Œufs brouillés aux champignons

21/04/16

Le 6 mars dernier, la Commission européenne annonça une amende de 5,2 millions d’euros à l’entreprise de légumes frais et en conserve de La Rioja Riberebro pour sa participation, pendant plus d’un an, dans une entente de prix et de partage de clients dans le marché européen des champignons en conserve.

A l’égard de cette même entente, la Commission européenne avait adopté le 25 juin 2014 (affaire AT.39965) une décision de transaction (settlement) concernant les entreprises Bonduelle, Lutèce et Prochamp (32 millions d’euros d’amende au total pour Bonduelle et Prochamp ; tandis que Lutèce bénéficia de l’immunité demandée). Une transaction que Riberebro avait refusée.

L’entente concerna les ventes de champignons aux marques blanches, moyennant des appels d’offres, au détail et en gros dans le secteur alimentaire (supermarchés et clients professionnels comme des restaurateurs).

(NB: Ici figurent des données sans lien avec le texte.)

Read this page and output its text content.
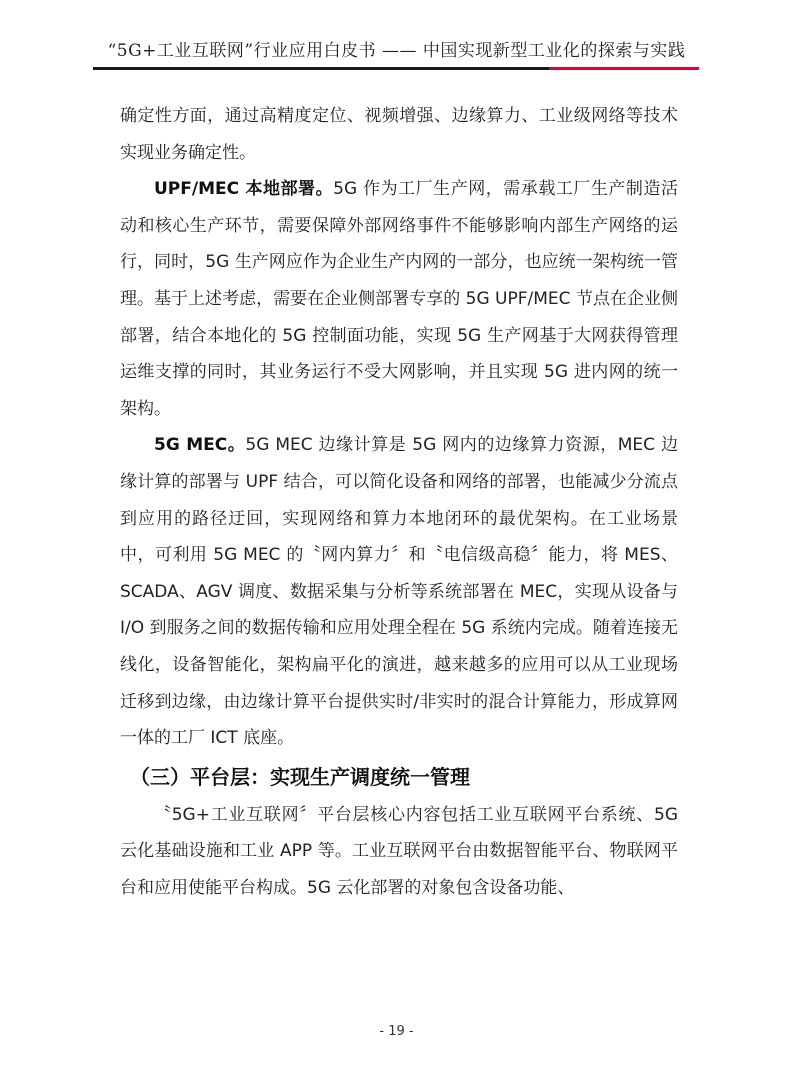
“5G+工业互联网”行业应用白皮书 —— 中国实现新型工业化的探索与实践

确定性方面，通过高精度定位、视频增强、边缘算力、工业级网络等技术实现业务确定性。

UPF/MEC 本地部署。5G 作为工厂生产网，需承载工厂生产制造活动和核心生产环节，需要保障外部网络事件不能够影响内部生产网络的运行，同时，5G 生产网应作为企业生产内网的一部分，也应统一架构统一管理。基于上述考虑，需要在企业侧部署专享的 5G UPF/MEC 节点在企业侧部署，结合本地化的 5G 控制面功能，实现 5G 生产网基于大网获得管理运维支撑的同时，其业务运行不受大网影响，并且实现 5G 进内网的统一架构。

5G MEC。5G MEC 边缘计算是 5G 网内的边缘算力资源，MEC 边缘计算的部署与 UPF 结合，可以简化设备和网络的部署，也能减少分流点到应用的路径迂回，实现网络和算力本地闭环的最优架构。在工业场景中，可利用 5G MEC 的〝网内算力〞和〝电信级高稳〞能力，将 MES、SCADA、AGV 调度、数据采集与分析等系统部署在 MEC，实现从设备与 I/O 到服务之间的数据传输和应用处理全程在 5G 系统内完成。随着连接无线化，设备智能化，架构扁平化的演进，越来越多的应用可以从工业现场迁移到边缘，由边缘计算平台提供实时/非实时的混合计算能力，形成算网一体的工厂 ICT 底座。

（三）平台层：实现生产调度统一管理

〝5G+工业互联网〞平台层核心内容包括工业互联网平台系统、5G 云化基础设施和工业 APP 等。工业互联网平台由数据智能平台、物联网平台和应用使能平台构成。5G 云化部署的对象包含设备功能、

- 19 -
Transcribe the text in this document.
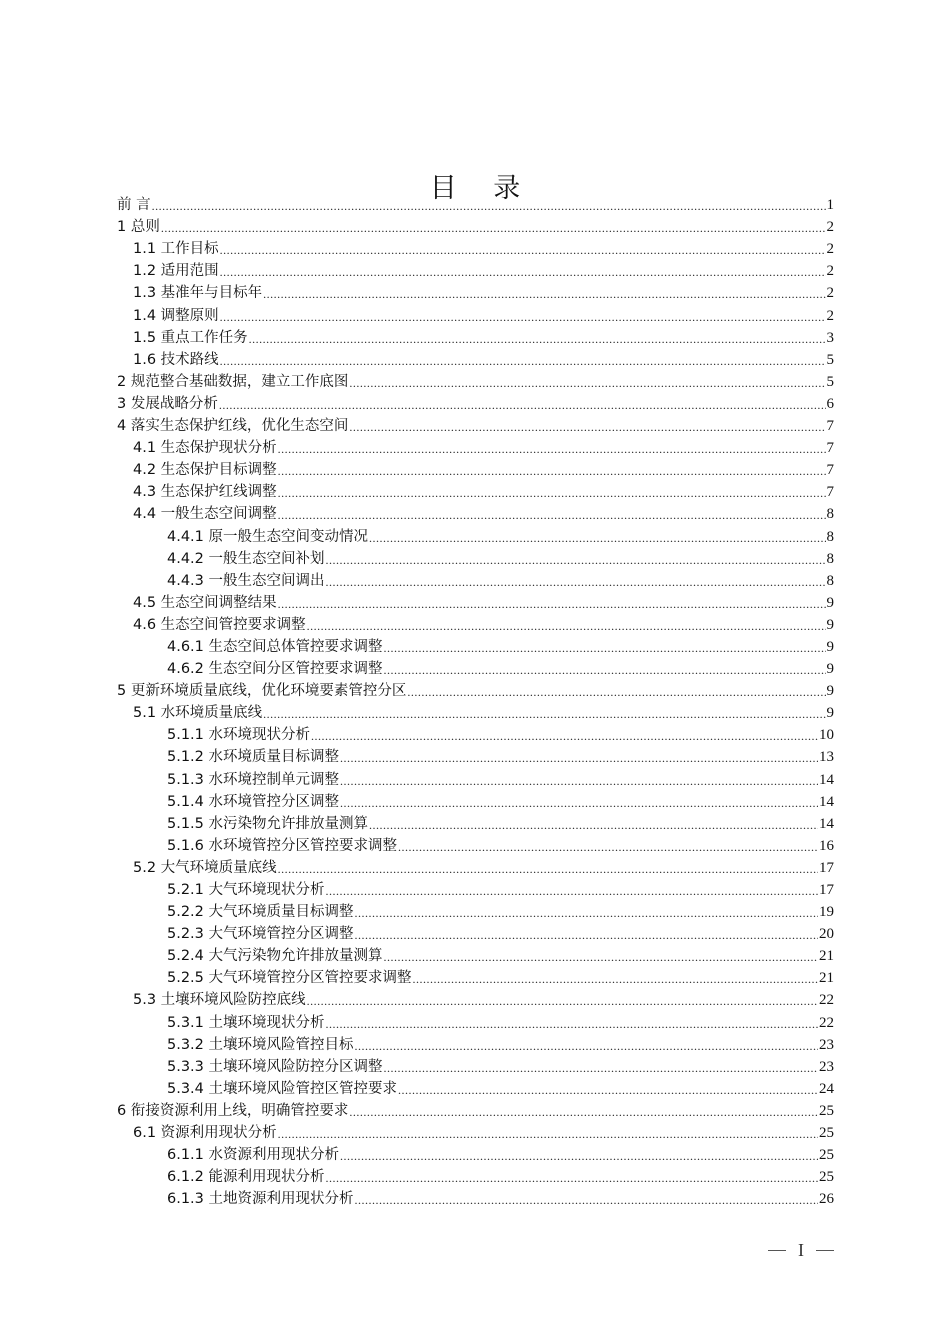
目 录
前 言 .....	1
1 总则 .....	2
1.1 工作目标 .....	2
1.2 适用范围 .....	2
1.3 基准年与目标年 .....	2
1.4 调整原则 .....	2
1.5 重点工作任务 .....	3
1.6 技术路线 .....	5
2 规范整合基础数据，建立工作底图 .....	5
3 发展战略分析 .....	6
4 落实生态保护红线，优化生态空间 .....	7
4.1 生态保护现状分析 .....	7
4.2 生态保护目标调整 .....	7
4.3 生态保护红线调整 .....	7
4.4 一般生态空间调整 .....	8
4.4.1 原一般生态空间变动情况 .....	8
4.4.2 一般生态空间补划 .....	8
4.4.3 一般生态空间调出 .....	8
4.5 生态空间调整结果 .....	9
4.6 生态空间管控要求调整 .....	9
4.6.1 生态空间总体管控要求调整 .....	9
4.6.2 生态空间分区管控要求调整 .....	9
5 更新环境质量底线，优化环境要素管控分区 .....	9
5.1 水环境质量底线 .....	9
5.1.1 水环境现状分析 .....	10
5.1.2 水环境质量目标调整 .....	13
5.1.3 水环境控制单元调整 .....	14
5.1.4 水环境管控分区调整 .....	14
5.1.5 水污染物允许排放量测算 .....	14
5.1.6 水环境管控分区管控要求调整 .....	16
5.2 大气环境质量底线 .....	17
5.2.1 大气环境现状分析 .....	17
5.2.2 大气环境质量目标调整 .....	19
5.2.3 大气环境管控分区调整 .....	20
5.2.4 大气污染物允许排放量测算 .....	21
5.2.5 大气环境管控分区管控要求调整 .....	21
5.3 土壤环境风险防控底线 .....	22
5.3.1 土壤环境现状分析 .....	22
5.3.2 土壤环境风险管控目标 .....	23
5.3.3 土壤环境风险防控分区调整 .....	23
5.3.4 土壤环境风险管控区管控要求 .....	24
6 衔接资源利用上线，明确管控要求 .....	25
6.1 资源利用现状分析 .....	25
6.1.1 水资源利用现状分析 .....	25
6.1.2 能源利用现状分析 .....	25
6.1.3 土地资源利用现状分析 .....	26
I
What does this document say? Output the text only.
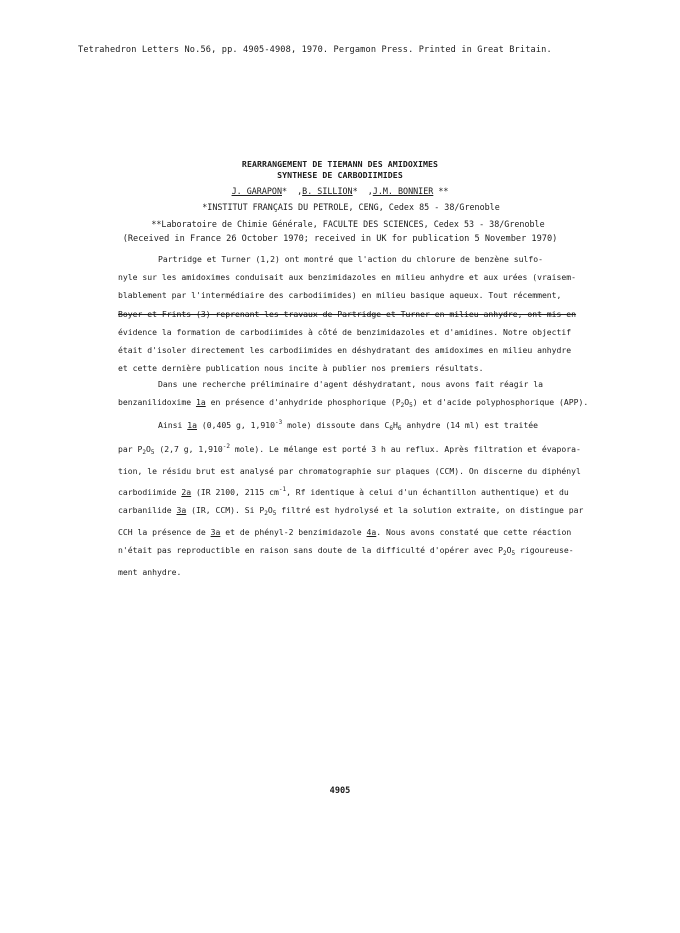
Tetrahedron Letters No.56, pp. 4905-4908, 1970. Pergamon Press. Printed in Great Britain.
REARRANGEMENT DE TIEMANN DES AMIDOXIMES
SYNTHESE DE CARBODIIMIDES
J. GARAPON*  ,B. SILLION*  ,J.M. BONNIER **
*INSTITUT FRANÇAIS DU PETROLE, CENG, Cedex 85 - 38/Grenoble
**Laboratoire de Chimie Générale, FACULTE DES SCIENCES, Cedex 53 - 38/Grenoble
(Received in France 26 October 1970; received in UK for publication 5 November 1970)

Partridge et Turner (1,2) ont montré que l'action du chlorure de benzène sulfo-

nyle sur les amidoximes conduisait aux benzimidazoles en milieu anhydre et aux urées (vraisem-

blablement par l'intermédiaire des carbodiimides) en milieu basique aqueux. Tout récemment,

Boyer et Frints (3) reprenant les travaux de Partridge et Turner en milieu anhydre, ont mis en

évidence la formation de carbodiimides à côté de benzimidazoles et d'amidines. Notre objectif

était d'isoler directement les carbodiimides en déshydratant des amidoximes en milieu anhydre

et cette dernière publication nous incite à publier nos premiers résultats.

Dans une recherche préliminaire d'agent déshydratant, nous avons fait réagir la

benzanilidoxime 1a en présence d'anhydride phosphorique $(P_2O_5)$ et d'acide polyphosphorique (APP).

Ainsi 1a (0,405 g, $1,910^{-3}$ mole) dissoute dans $C_6H_6$ anhydre (14 ml) est traitée

par $P_2O_5$ (2,7 g, $1,910^{-2}$ mole). Le mélange est porté 3 h au reflux. Après filtration et évapora-

tion, le résidu brut est analysé par chromatographie sur plaques (CCM). On discerne du diphényl

carbodiimide 2a (IR 2100, 2115 $cm^{-1}$, Rf identique à celui d'un échantillon authentique) et du

carbanilide 3a (IR, CCM). Si $P_2O_5$ filtré est hydrolysé et la solution extraite, on distingue par

CCH la présence de 3a et de phényl-2 benzimidazole 4a. Nous avons constaté que cette réaction

n'était pas reproductible en raison sans doute de la difficulté d'opérer avec $P_2O_5$ rigoureuse-

ment anhydre.

4905
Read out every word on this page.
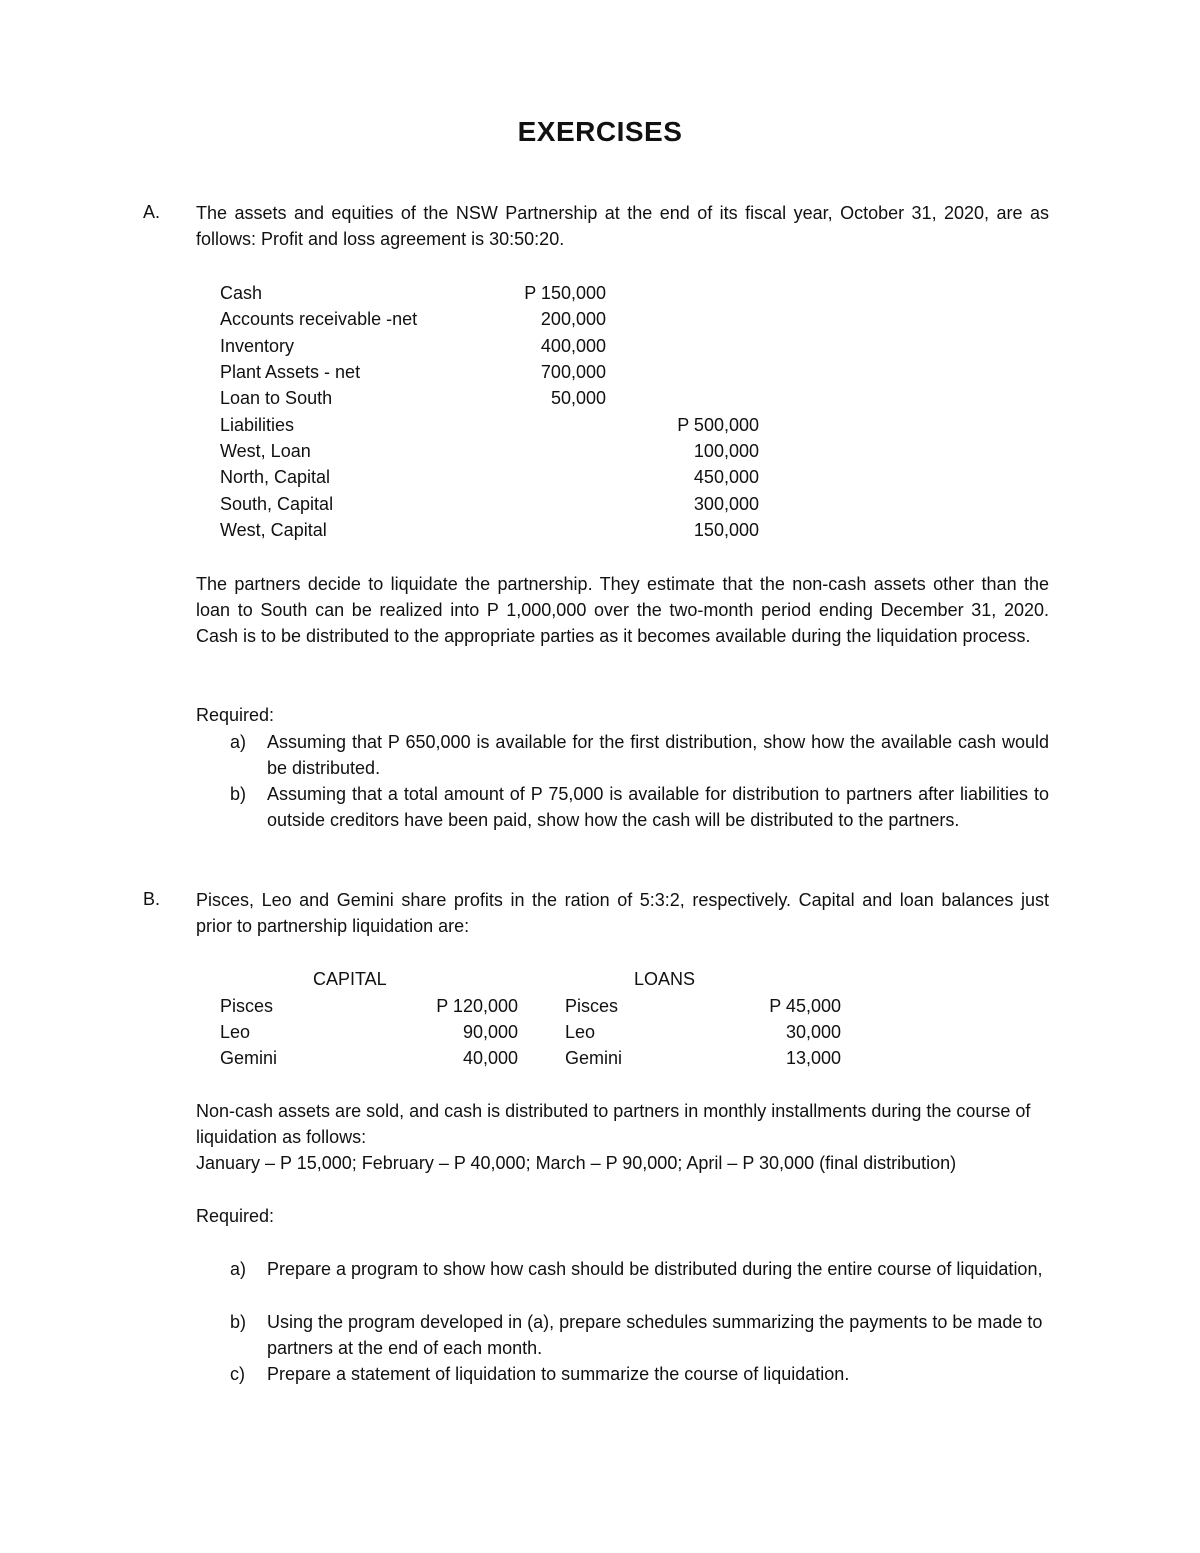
EXERCISES
A. The assets and equities of the NSW Partnership at the end of its fiscal year, October 31, 2020, are as follows: Profit and loss agreement is 30:50:20.
Cash	P 150,000
Accounts receivable -net	200,000
Inventory	400,000
Plant Assets - net	700,000
Loan to South	50,000
Liabilities	P 500,000
West, Loan	100,000
North, Capital	450,000
South, Capital	300,000
West, Capital	150,000
The partners decide to liquidate the partnership. They estimate that the non-cash assets other than the loan to South can be realized into P 1,000,000 over the two-month period ending December 31, 2020. Cash is to be distributed to the appropriate parties as it becomes available during the liquidation process.
Required:
a) Assuming that P 650,000 is available for the first distribution, show how the available cash would be distributed.
b) Assuming that a total amount of P 75,000 is available for distribution to partners after liabilities to outside creditors have been paid, show how the cash will be distributed to the partners.
B. Pisces, Leo and Gemini share profits in the ration of 5:3:2, respectively. Capital and loan balances just prior to partnership liquidation are:
CAPITAL	LOANS
Pisces	P 120,000	Pisces	P 45,000
Leo	90,000	Leo	30,000
Gemini	40,000	Gemini	13,000
Non-cash assets are sold, and cash is distributed to partners in monthly installments during the course of liquidation as follows:
January – P 15,000; February – P 40,000; March – P 90,000; April – P 30,000 (final distribution)
Required:
a) Prepare a program to show how cash should be distributed during the entire course of liquidation,
b) Using the program developed in (a), prepare schedules summarizing the payments to be made to partners at the end of each month.
c) Prepare a statement of liquidation to summarize the course of liquidation.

Le but de l’entente était de stabiliser les parts de marché et d’arrêter la chute de prix, et ce par le biais d’un pacte de non-agression, avec un système de compensation en cas de transfert de clients, et de prix minimums. Pour atteindre cet objectif, les participants à l’entente échangèrent des informations confidentielles sur leurs offres, fixèrent des prix minimums, s’assignèrent des clientes et se mirent d’accord sur des objectifs de volumes.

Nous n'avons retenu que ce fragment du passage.